Huntingdale Golf Club
Huntingdale Golf Club, located in the heart of Melbourne’s world-famous Sandbelt region, is one of Australia’s premier championship golf courses. Consistently rated as one of the best conditioned courses in the country, Huntingdale is also the Sandbelt’s youngest.
About the Club
Rising to fame in 1979 with the inaugural hosting of the Australian Masters, Huntingdale has emerged as one of the most recognisable golf courses in Australia.
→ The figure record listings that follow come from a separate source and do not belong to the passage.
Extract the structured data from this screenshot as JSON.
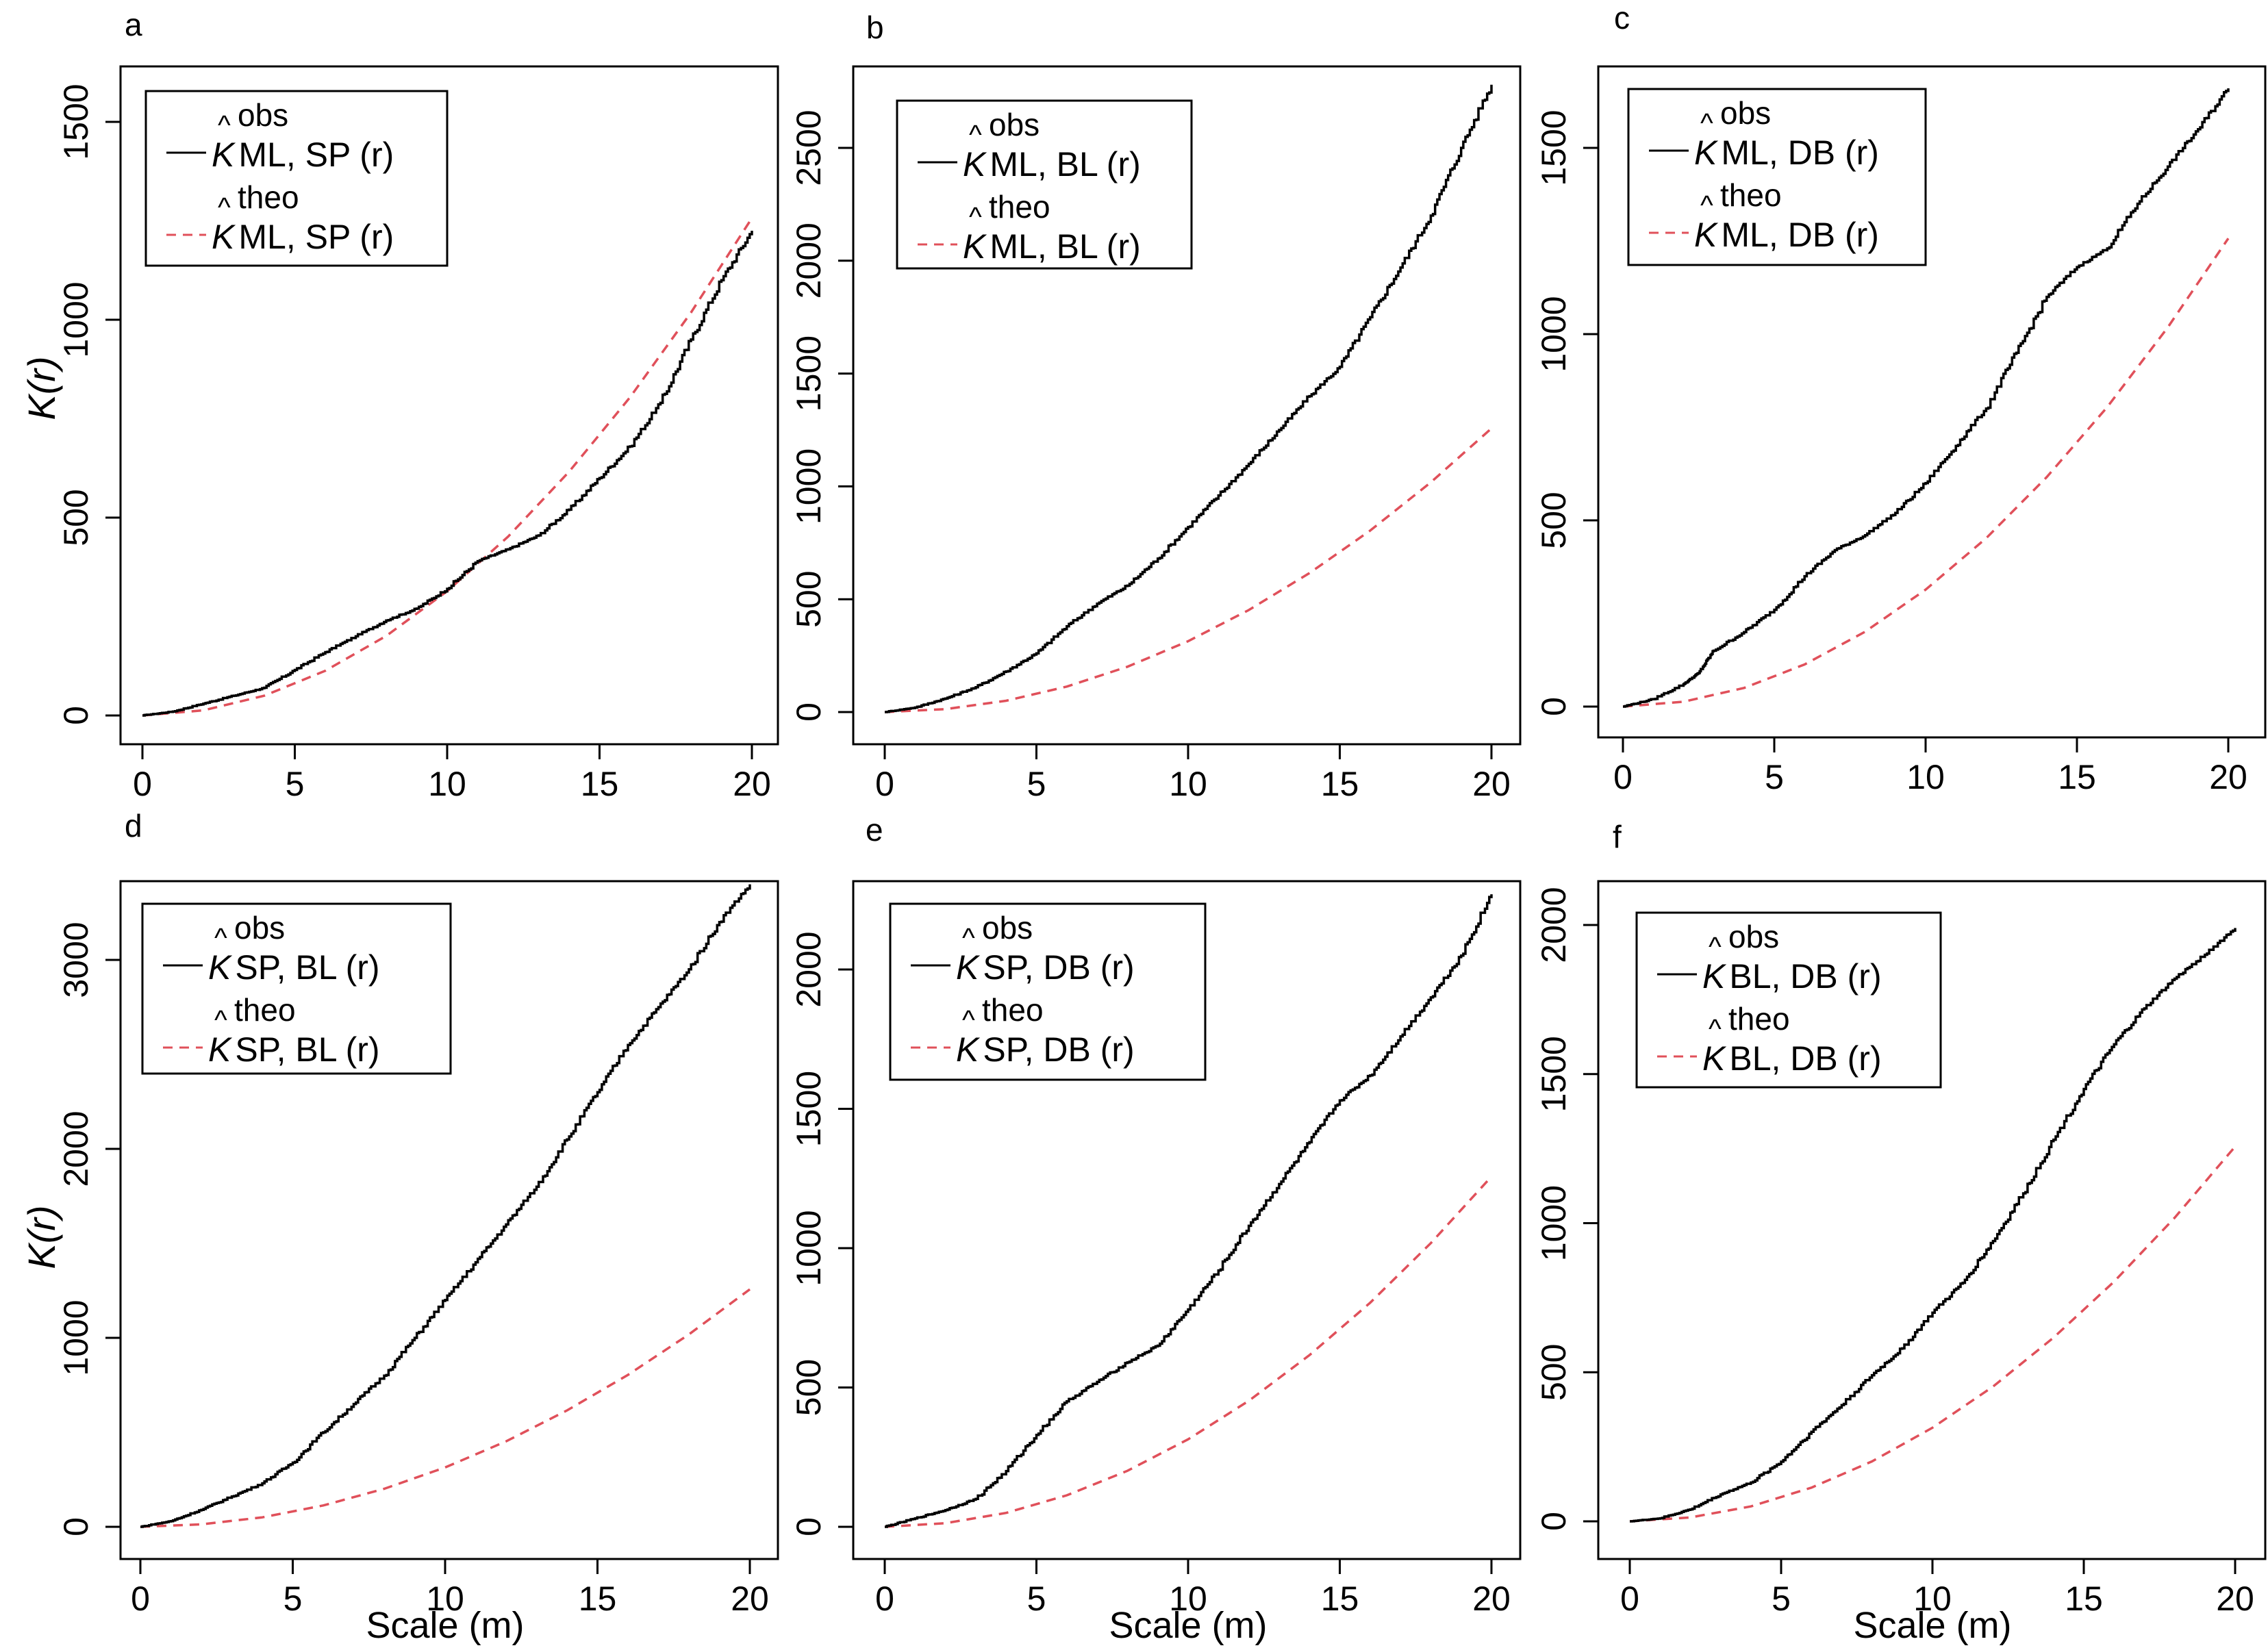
{
  "figure": {
    "shared_ylabel": "K(r)",
    "shared_xlabel": "Scale (m)",
    "obs_color": "#000000",
    "theo_color": "#e0505a"
  },
  "chart_data": [
    {
      "panel": "a",
      "type": "line",
      "xlim": [
        0,
        20
      ],
      "ylim": [
        0,
        1500
      ],
      "xticks": [
        0,
        5,
        10,
        15,
        20
      ],
      "yticks": [
        0,
        500,
        1000,
        1500
      ],
      "ylabel": "K(r)",
      "xlabel": "",
      "legend": [
        {
          "symbol": "K",
          "sup": "obs",
          "sub": "ML, SP",
          "arg": "(r)",
          "style": "solid"
        },
        {
          "symbol": "K",
          "sup": "theo",
          "sub": "ML, SP",
          "arg": "(r)",
          "style": "dashed"
        }
      ],
      "series": [
        {
          "name": "obs",
          "x": [
            0,
            1,
            2,
            3,
            4,
            5,
            6,
            7,
            8,
            9,
            10,
            11,
            12,
            13,
            14,
            15,
            16,
            17,
            18,
            19,
            20
          ],
          "values": [
            0,
            10,
            30,
            50,
            70,
            115,
            160,
            200,
            240,
            270,
            320,
            390,
            420,
            455,
            520,
            600,
            680,
            790,
            950,
            1100,
            1225
          ]
        },
        {
          "name": "theo",
          "x": [
            0,
            2,
            4,
            6,
            8,
            10,
            12,
            14,
            16,
            18,
            20
          ],
          "values": [
            0,
            13,
            50,
            113,
            201,
            314,
            452,
            616,
            804,
            1018,
            1257
          ]
        }
      ]
    },
    {
      "panel": "b",
      "type": "line",
      "xlim": [
        0,
        20
      ],
      "ylim": [
        0,
        2500
      ],
      "xticks": [
        0,
        5,
        10,
        15,
        20
      ],
      "yticks": [
        0,
        500,
        1000,
        1500,
        2000,
        2500
      ],
      "ylabel": "",
      "xlabel": "",
      "legend": [
        {
          "symbol": "K",
          "sup": "obs",
          "sub": "ML, BL",
          "arg": "(r)",
          "style": "solid"
        },
        {
          "symbol": "K",
          "sup": "theo",
          "sub": "ML, BL",
          "arg": "(r)",
          "style": "dashed"
        }
      ],
      "series": [
        {
          "name": "obs",
          "x": [
            0,
            1,
            2,
            3,
            4,
            5,
            6,
            7,
            8,
            9,
            10,
            11,
            12,
            13,
            14,
            15,
            16,
            17,
            18,
            19,
            20
          ],
          "values": [
            0,
            20,
            60,
            110,
            180,
            260,
            380,
            480,
            560,
            680,
            820,
            960,
            1100,
            1250,
            1400,
            1530,
            1750,
            1970,
            2200,
            2500,
            2780
          ]
        },
        {
          "name": "theo",
          "x": [
            0,
            2,
            4,
            6,
            8,
            10,
            12,
            14,
            16,
            18,
            20
          ],
          "values": [
            0,
            13,
            50,
            113,
            201,
            314,
            452,
            616,
            804,
            1018,
            1257
          ]
        }
      ]
    },
    {
      "panel": "c",
      "type": "line",
      "xlim": [
        0,
        20
      ],
      "ylim": [
        0,
        1500
      ],
      "xticks": [
        0,
        5,
        10,
        15,
        20
      ],
      "yticks": [
        0,
        500,
        1000,
        1500
      ],
      "ylabel": "",
      "xlabel": "",
      "legend": [
        {
          "symbol": "K",
          "sup": "obs",
          "sub": "ML, DB",
          "arg": "(r)",
          "style": "solid"
        },
        {
          "symbol": "K",
          "sup": "theo",
          "sub": "ML, DB",
          "arg": "(r)",
          "style": "dashed"
        }
      ],
      "series": [
        {
          "name": "obs",
          "x": [
            0,
            1,
            2,
            2.5,
            3,
            4,
            5,
            6,
            7,
            8,
            9,
            10,
            11,
            12,
            13,
            14,
            15,
            16,
            17,
            18,
            19,
            20
          ],
          "values": [
            0,
            20,
            60,
            90,
            150,
            200,
            260,
            350,
            420,
            460,
            520,
            600,
            700,
            800,
            950,
            1100,
            1180,
            1230,
            1350,
            1450,
            1550,
            1660
          ]
        },
        {
          "name": "theo",
          "x": [
            0,
            2,
            4,
            6,
            8,
            10,
            12,
            14,
            16,
            18,
            20
          ],
          "values": [
            0,
            13,
            50,
            113,
            201,
            314,
            452,
            616,
            804,
            1018,
            1257
          ]
        }
      ]
    },
    {
      "panel": "d",
      "type": "line",
      "xlim": [
        0,
        20
      ],
      "ylim": [
        0,
        3000
      ],
      "xticks": [
        0,
        5,
        10,
        15,
        20
      ],
      "yticks": [
        0,
        1000,
        2000,
        3000
      ],
      "ylabel": "K(r)",
      "xlabel": "Scale (m)",
      "legend": [
        {
          "symbol": "K",
          "sup": "obs",
          "sub": "SP, BL",
          "arg": "(r)",
          "style": "solid"
        },
        {
          "symbol": "K",
          "sup": "theo",
          "sub": "SP, BL",
          "arg": "(r)",
          "style": "dashed"
        }
      ],
      "series": [
        {
          "name": "obs",
          "x": [
            0,
            1,
            2,
            3,
            4,
            5,
            6,
            7,
            8,
            9,
            10,
            11,
            12,
            13,
            14,
            15,
            16,
            17,
            18,
            19,
            20
          ],
          "values": [
            0,
            30,
            90,
            160,
            230,
            340,
            500,
            650,
            800,
            1000,
            1200,
            1400,
            1600,
            1800,
            2050,
            2300,
            2550,
            2750,
            2950,
            3200,
            3400
          ]
        },
        {
          "name": "theo",
          "x": [
            0,
            2,
            4,
            6,
            8,
            10,
            12,
            14,
            16,
            18,
            20
          ],
          "values": [
            0,
            13,
            50,
            113,
            201,
            314,
            452,
            616,
            804,
            1018,
            1257
          ]
        }
      ]
    },
    {
      "panel": "e",
      "type": "line",
      "xlim": [
        0,
        20
      ],
      "ylim": [
        0,
        2000
      ],
      "xticks": [
        0,
        5,
        10,
        15,
        20
      ],
      "yticks": [
        0,
        500,
        1000,
        1500,
        2000
      ],
      "ylabel": "",
      "xlabel": "Scale (m)",
      "legend": [
        {
          "symbol": "K",
          "sup": "obs",
          "sub": "SP, DB",
          "arg": "(r)",
          "style": "solid"
        },
        {
          "symbol": "K",
          "sup": "theo",
          "sub": "SP, DB",
          "arg": "(r)",
          "style": "dashed"
        }
      ],
      "series": [
        {
          "name": "obs",
          "x": [
            0,
            1,
            2,
            3,
            4,
            5,
            6,
            7,
            8,
            9,
            10,
            11,
            12,
            13,
            14,
            15,
            16,
            17,
            18,
            19,
            20
          ],
          "values": [
            0,
            30,
            60,
            100,
            200,
            330,
            450,
            520,
            590,
            650,
            780,
            920,
            1080,
            1230,
            1380,
            1530,
            1620,
            1760,
            1900,
            2050,
            2270
          ]
        },
        {
          "name": "theo",
          "x": [
            0,
            2,
            4,
            6,
            8,
            10,
            12,
            14,
            16,
            18,
            20
          ],
          "values": [
            0,
            13,
            50,
            113,
            201,
            314,
            452,
            616,
            804,
            1018,
            1257
          ]
        }
      ]
    },
    {
      "panel": "f",
      "type": "line",
      "xlim": [
        0,
        20
      ],
      "ylim": [
        0,
        2000
      ],
      "xticks": [
        0,
        5,
        10,
        15,
        20
      ],
      "yticks": [
        0,
        500,
        1000,
        1500,
        2000
      ],
      "ylabel": "",
      "xlabel": "Scale (m)",
      "legend": [
        {
          "symbol": "K",
          "sup": "obs",
          "sub": "BL, DB",
          "arg": "(r)",
          "style": "solid"
        },
        {
          "symbol": "K",
          "sup": "theo",
          "sub": "BL, DB",
          "arg": "(r)",
          "style": "dashed"
        }
      ],
      "series": [
        {
          "name": "obs",
          "x": [
            0,
            1,
            2,
            3,
            4,
            5,
            6,
            7,
            8,
            9,
            10,
            11,
            12,
            13,
            14,
            15,
            16,
            17,
            18,
            19,
            20
          ],
          "values": [
            0,
            10,
            40,
            90,
            130,
            200,
            300,
            390,
            490,
            580,
            700,
            800,
            940,
            1100,
            1280,
            1450,
            1600,
            1720,
            1820,
            1900,
            1990
          ]
        },
        {
          "name": "theo",
          "x": [
            0,
            2,
            4,
            6,
            8,
            10,
            12,
            14,
            16,
            18,
            20
          ],
          "values": [
            0,
            13,
            50,
            113,
            201,
            314,
            452,
            616,
            804,
            1018,
            1257
          ]
        }
      ]
    }
  ]
}
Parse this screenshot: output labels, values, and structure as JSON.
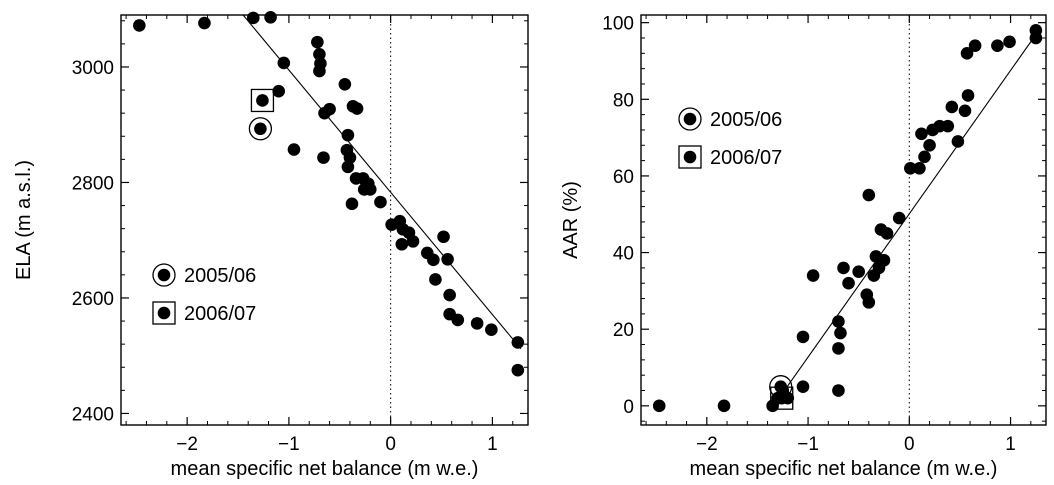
{
  "chart_data": [
    {
      "type": "scatter",
      "xlabel": "mean specific net balance  (m w.e.)",
      "ylabel": "ELA  (m a.s.l.)",
      "xlim": [
        -2.65,
        1.35
      ],
      "ylim": [
        2380,
        3090
      ],
      "xticks": [
        -2,
        -1,
        0,
        1
      ],
      "xtick_labels": [
        "−2",
        "−1",
        "0",
        "1"
      ],
      "yticks": [
        2400,
        2600,
        2800,
        3000
      ],
      "ytick_labels": [
        "2400",
        "2600",
        "2800",
        "3000"
      ],
      "grid": false,
      "zero_line": "dotted vertical at x = 0",
      "legend_position": "lower-left",
      "legend": [
        {
          "label": "2005/06",
          "marker": "circle"
        },
        {
          "label": "2006/07",
          "marker": "square"
        }
      ],
      "fit_line": {
        "x": [
          -1.45,
          1.28
        ],
        "y": [
          3095,
          2512
        ]
      },
      "highlighted": [
        {
          "label": "2005/06",
          "x": -1.28,
          "y": 2893
        },
        {
          "label": "2006/07",
          "x": -1.26,
          "y": 2942
        }
      ],
      "points": {
        "x": [
          -2.47,
          -1.83,
          -1.35,
          -1.18,
          -1.05,
          -1.1,
          -0.95,
          -0.72,
          -0.7,
          -0.69,
          -0.7,
          -0.66,
          -0.6,
          -0.65,
          -0.45,
          -0.42,
          -0.43,
          -0.42,
          -0.38,
          -0.4,
          -0.37,
          -0.34,
          -0.27,
          -0.33,
          -0.26,
          -0.22,
          -0.2,
          -0.1,
          0.01,
          0.09,
          0.12,
          0.18,
          0.22,
          0.11,
          0.36,
          0.42,
          0.44,
          0.52,
          0.56,
          0.58,
          0.58,
          0.66,
          0.85,
          0.99,
          1.25,
          1.25
        ],
        "y": [
          3072,
          3076,
          3085,
          3086,
          3007,
          2958,
          2857,
          3043,
          3022,
          3006,
          2993,
          2843,
          2927,
          2920,
          2970,
          2882,
          2856,
          2827,
          2763,
          2843,
          2932,
          2807,
          2807,
          2928,
          2788,
          2798,
          2788,
          2766,
          2727,
          2733,
          2719,
          2713,
          2698,
          2693,
          2678,
          2666,
          2632,
          2706,
          2667,
          2605,
          2572,
          2562,
          2556,
          2545,
          2523,
          2475
        ]
      }
    },
    {
      "type": "scatter",
      "xlabel": "mean specific net balance  (m w.e.)",
      "ylabel": "AAR  (%)",
      "xlim": [
        -2.65,
        1.35
      ],
      "ylim": [
        -5,
        102
      ],
      "xticks": [
        -2,
        -1,
        0,
        1
      ],
      "xtick_labels": [
        "−2",
        "−1",
        "0",
        "1"
      ],
      "yticks": [
        0,
        20,
        40,
        60,
        80,
        100
      ],
      "ytick_labels": [
        "0",
        "20",
        "40",
        "60",
        "80",
        "100"
      ],
      "grid": false,
      "zero_line": "dotted vertical at x = 0",
      "legend_position": "upper-left",
      "legend": [
        {
          "label": "2005/06",
          "marker": "circle"
        },
        {
          "label": "2006/07",
          "marker": "square"
        }
      ],
      "fit_line": {
        "x": [
          -1.26,
          1.28
        ],
        "y": [
          3,
          98
        ]
      },
      "highlighted": [
        {
          "label": "2005/06",
          "x": -1.27,
          "y": 5
        },
        {
          "label": "2006/07",
          "x": -1.26,
          "y": 2
        }
      ],
      "points": {
        "x": [
          -2.47,
          -1.83,
          -1.35,
          -1.3,
          -1.25,
          -1.2,
          -1.05,
          -1.05,
          -0.95,
          -0.7,
          -0.7,
          -0.68,
          -0.7,
          -0.65,
          -0.6,
          -0.5,
          -0.4,
          -0.42,
          -0.4,
          -0.35,
          -0.33,
          -0.3,
          -0.28,
          -0.25,
          -0.22,
          -0.1,
          0.01,
          0.1,
          0.12,
          0.15,
          0.2,
          0.23,
          0.3,
          0.38,
          0.42,
          0.48,
          0.55,
          0.58,
          0.57,
          0.65,
          0.87,
          0.99,
          1.25,
          1.25
        ],
        "y": [
          0,
          0,
          0,
          2,
          4,
          2,
          5,
          18,
          34,
          4,
          15,
          19,
          22,
          36,
          32,
          35,
          27,
          29,
          55,
          34,
          39,
          36,
          46,
          38,
          45,
          49,
          62,
          62,
          71,
          65,
          68,
          72,
          73,
          73,
          78,
          69,
          77,
          81,
          92,
          94,
          94,
          95,
          96,
          98
        ]
      }
    }
  ]
}
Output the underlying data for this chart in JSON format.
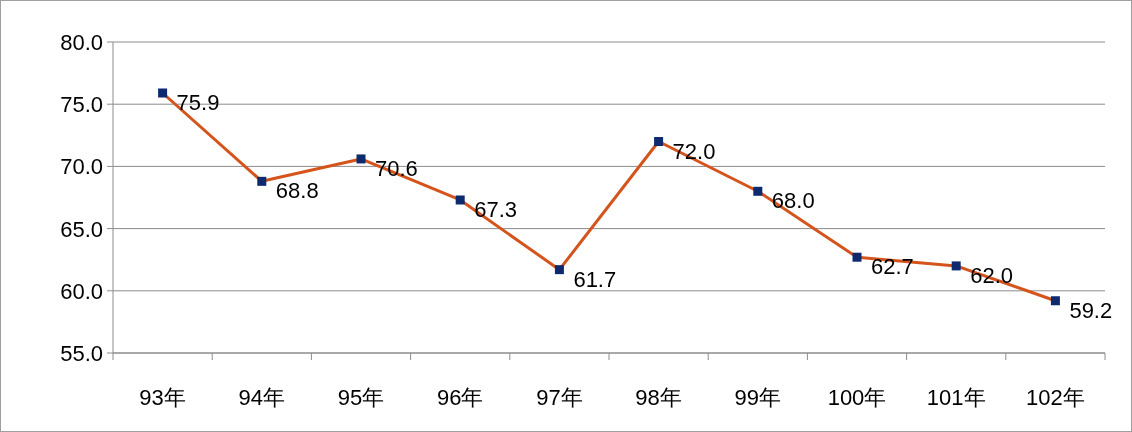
{
  "chart_data": {
    "type": "line",
    "categories": [
      "93年",
      "94年",
      "95年",
      "96年",
      "97年",
      "98年",
      "99年",
      "100年",
      "101年",
      "102年"
    ],
    "series": [
      {
        "color": "#d4541c",
        "values": [
          75.9,
          68.8,
          70.6,
          67.3,
          61.7,
          72.0,
          68.0,
          62.7,
          62.0,
          59.2
        ],
        "value_labels": [
          "75.9",
          "68.8",
          "70.6",
          "67.3",
          "61.7",
          "72.0",
          "68.0",
          "62.7",
          "62.0",
          "59.2"
        ]
      }
    ],
    "ylim": [
      55,
      80
    ],
    "yticks": [
      {
        "value": 55,
        "label": "55.0"
      },
      {
        "value": 60,
        "label": "60.0"
      },
      {
        "value": 65,
        "label": "65.0"
      },
      {
        "value": 70,
        "label": "70.0"
      },
      {
        "value": 75,
        "label": "75.0"
      },
      {
        "value": 80,
        "label": "80.0"
      }
    ],
    "grid": "y",
    "marker": "square",
    "line_style": "solid"
  }
}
Since 1979, Huntingdale has played host to some of the most famous names in golf, including Jack Nicklaus, Arnold Palmer, Seve Ballesteros, Greg Norman, Nick Faldo and world number one, Tiger Woods.
In 2008 Huntingdale celebrated its 30th consecutive year of hosting the Australian Masters and is justifiably recognised as the ‘Home of the Australian Masters’.
Huntingdale’s golf affiliations go back to 1896, when Surrey Hills Golf Club was established. The Club prospered until 1914, when it disbanded on the outbreak of the First World War. By 1941, after moving from the Surrey Hills site, to Canterbury Road in Box Hill then Doncaster Road, Doncaster, club members elected to move into the Sandbelt region, and onto land previously used for coursing by the Melbourne Hunt Club. When the course re-opened in 1941, it took the name Huntingdale Golf Club.
Image credit: Gary Lisbon
The course design at Huntingdale was entrusted to renowned English golf architect C.H. (Hugh) Alison and is today the only example of his work to be found in Australia. Alison is probably best known for his golf architecture partnership with H.S. Colt and together the pair were responsible for many of England’s best known courses including Sunningdale and Wentworth.
The course greets golfers with superbly manicured fairways, strategic bunkering, large true greens and great memories of the game’s finest players gracing the fairways in the Australian Masters. This combination of features ensures that Huntingdale challenges the best professionals and the latest technology.
The greens at Huntingdale are true and fast and are kept in ‘Masters’ condition throughout the year. Players hitting wayward shots to the far side of the greens can anticipate long undulating putts. The final stretch of holes contain some of the toughest and finest finishing holes in the world.
8TH PAR 4, 314 METRES
The 8th hole at Huntingdale, like so many on the sandbelt, is made by a beautiful green. The hole is only a drive and a pitch — longer of course if it’s into the north wind — but the green is ever so subtly set to play advantageously to a drive down the left. The left line is defended by tea– tree and the fairway stretches far to the right, encouraging players to play far away from the ideal line into the flag. The green is long, making for interesting shots across the front bunker if the pin is short and brave shots flying all the way back if the pin is in the far quarter of the green.
All of the sandbelt courses are characterized by difficult bunker shots. The bunkers cut right into the edge of the greens leaving little room to stop the ball of you miss on the wrong side. Here missing to the right in the deep bunkers makes bogey a near certainly.